Our structures, like Coordinating Committee Weekend, are ripe for transformation, like an egg just ready to crack open. And it is already transforming. We had sequential rather than concurrent coordinating committee meetings—will we ever want to go back to the way we did it before? I hope not. I think some of the structural changes we have made this year have benefited us, even as we have been forced to make them by the pandemic. And now that I’ve seen a different way to do it, I can’t and frankly don’t want to unsee it! And now I see the possibilities of transformation everywhere. What if our yearly meeting was less focused on building relationships through work and more focused on just plain old building relationships? What if committees weren’t our primary opportunities to know each other? What if we could spend as much energy on recognizing and celebrating the gifts we carry as we do assigning them to a task?

 

We create and maintain our structures and processes and we have the capacity to transform them. It isn’t someone else’s to do; it is ours.
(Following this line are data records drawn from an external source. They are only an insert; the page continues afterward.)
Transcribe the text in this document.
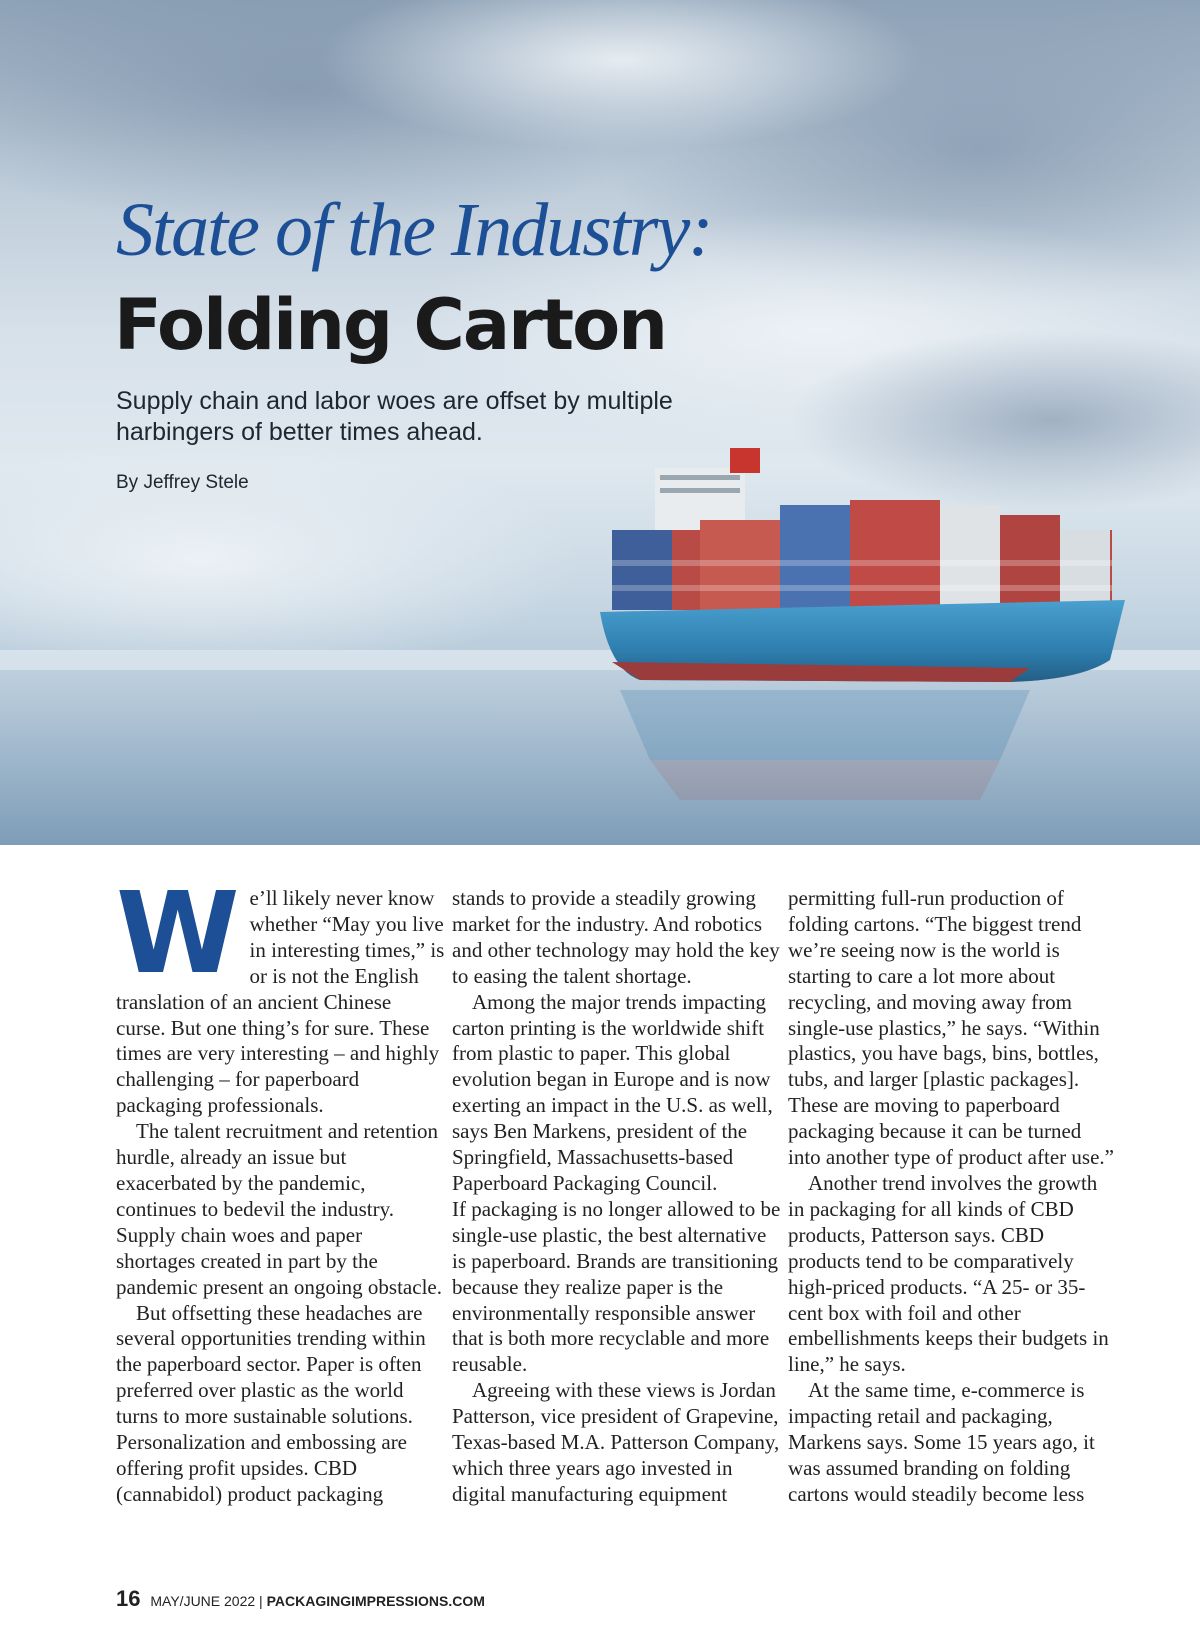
State of the Industry:
Folding Carton
Supply chain and labor woes are offset by multiple harbingers of better times ahead.
By Jeffrey Stele

We’ll likely never know whether “May you live in interesting times,” is or is not the English translation of an ancient Chinese curse. But one thing’s for sure. These times are very interesting – and highly challenging – for paperboard packaging professionals.

The talent recruitment and retention hurdle, already an issue but exacerbated by the pandemic, continues to bedevil the industry. Supply chain woes and paper shortages created in part by the pandemic present an ongoing obstacle.

But offsetting these headaches are several opportunities trending within the paperboard sector. Paper is often preferred over plastic as the world turns to more sustainable solutions. Personalization and embossing are offering profit upsides. CBD (cannabidol) product packaging

stands to provide a steadily growing market for the industry. And robotics and other technology may hold the key to easing the talent shortage.

Among the major trends impacting carton printing is the worldwide shift from plastic to paper. This global evolution began in Europe and is now exerting an impact in the U.S. as well, says Ben Markens, president of the Springfield, Massachusetts-based Paperboard Packaging Council.

If packaging is no longer allowed to be single-use plastic, the best alternative is paperboard. Brands are transitioning because they realize paper is the environmentally responsible answer that is both more recyclable and more reusable.

Agreeing with these views is Jordan Patterson, vice president of Grapevine, Texas-based M.A. Patterson Company, which three years ago invested in digital manufacturing equipment

permitting full-run production of folding cartons. “The biggest trend we’re seeing now is the world is starting to care a lot more about recycling, and moving away from single-use plastics,” he says. “Within plastics, you have bags, bins, bottles, tubs, and larger [plastic packages]. These are moving to paperboard packaging because it can be turned into another type of product after use.”

Another trend involves the growth in packaging for all kinds of CBD products, Patterson says. CBD products tend to be comparatively high-priced products. “A 25- or 35-cent box with foil and other embellishments keeps their budgets in line,” he says.

At the same time, e-commerce is impacting retail and packaging, Markens says. Some 15 years ago, it was assumed branding on folding cartons would steadily become less

16 MAY/JUNE 2022 | PACKAGINGIMPRESSIONS.COM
I pledge to you that I will do what I can in the corner of the NYYM that I support and nurture. It is not easy for me. I am attached to familiar structures, I don’t want to lose them, and when I do, I grieve them. It is not easy, but it is also not work. It is metabolization, it is transformation. So I want to invite you to join me. I have a query for you: Where do you see yourself in our structure? Where do you see an opportunity to transform it?